Silvana RABINOVICH

Professeure à l’Université Nationale Autonome de Mexico (UNAM). Invitée pendant le mois de mars 2017 au Département de Philosophie par le programme de Chaires Internationales du Service des Relations Internationales de l’Université Paris 8.

Née à Rosario (Argentine) en 1965, Silvana Rabinovich étudie la philosophie à l’Université nationale de Rosario en Argentine, puis à l’Université hébraïque de Jerusalem. Après un doctorat soutenu à l’Université nationale autonome de Mexico (UNAM) sur "La huella en el palimpsesto : la escritura de Levinas desde la perspectiva de la transtextualidad" (2000) elle est intégrée au niveau supérieur du Sistema Nacional de Investigadores (SNI) du Mexique et dirige actuellement des recherches au sein du programme de Master et de Doctorat de philosophie à la Faculté de Philosophie et Lettres (FFyL) de l’UNAM. Chercheure titulaire à temps plein à l’Institut de Recherches Philologiques (IIFL) de l’UNAM, elle a participé aux recherches des programmes PAPIIT "Problemas de Alteridad" (1998-2001), "Memoria y escritura" (2001-2004), "Politicas de la memoria" (2004-2006), "Cuerpos, espacialidad y emociones en la teoría social"(2008-2009), "Heteronomias de la justicia : de exilios et utopías" (2009-2015) et dirige le programme "Nomadisme et hospitalité dans la langue" (2017).
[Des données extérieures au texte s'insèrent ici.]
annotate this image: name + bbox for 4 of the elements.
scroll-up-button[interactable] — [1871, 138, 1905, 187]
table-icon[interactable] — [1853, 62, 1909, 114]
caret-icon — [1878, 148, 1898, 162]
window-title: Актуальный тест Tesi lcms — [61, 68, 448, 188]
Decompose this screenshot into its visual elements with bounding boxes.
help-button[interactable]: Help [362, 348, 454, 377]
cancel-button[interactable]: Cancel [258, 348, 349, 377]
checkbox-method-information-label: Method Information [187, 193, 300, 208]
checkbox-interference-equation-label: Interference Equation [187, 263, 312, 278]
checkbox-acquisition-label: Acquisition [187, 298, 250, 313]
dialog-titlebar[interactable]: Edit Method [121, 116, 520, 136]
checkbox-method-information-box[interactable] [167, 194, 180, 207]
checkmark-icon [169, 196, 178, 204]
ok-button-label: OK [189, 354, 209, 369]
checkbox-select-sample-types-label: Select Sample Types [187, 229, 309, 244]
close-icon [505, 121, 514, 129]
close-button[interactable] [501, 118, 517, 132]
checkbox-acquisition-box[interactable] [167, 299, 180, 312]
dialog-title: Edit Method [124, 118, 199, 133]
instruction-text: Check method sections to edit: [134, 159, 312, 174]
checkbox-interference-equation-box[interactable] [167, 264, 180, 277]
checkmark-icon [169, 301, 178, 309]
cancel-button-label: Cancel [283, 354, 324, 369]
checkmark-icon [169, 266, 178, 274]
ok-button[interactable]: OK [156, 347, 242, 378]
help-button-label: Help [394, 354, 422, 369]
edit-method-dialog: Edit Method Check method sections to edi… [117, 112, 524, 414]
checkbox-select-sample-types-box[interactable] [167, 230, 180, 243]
Silvana Rabinovich a accueilli à l’Institut des recherches philologiques de l’UNAM dans le cadre d’un colloque sur "Hétéronomies de la justice : dialogues et utopies" (3-6 novembre 2015) une action de recherche menée avec le Collectif des brodeuses agissant contre les disparitions au Mexique à laquelle se sont associés l’axe 1 "Hétérogénéité des mondes et logiques de l’émancipation" (G. Navet) du LLCP EA 4008, et l’atelier-laboratoire IDEFI-CréaTIC "De la dictature à la démocratie : travail d’archive" (A. Cousseau, S. Douailler, M. Kakogianni, C. Rivera Parra, F. Simon).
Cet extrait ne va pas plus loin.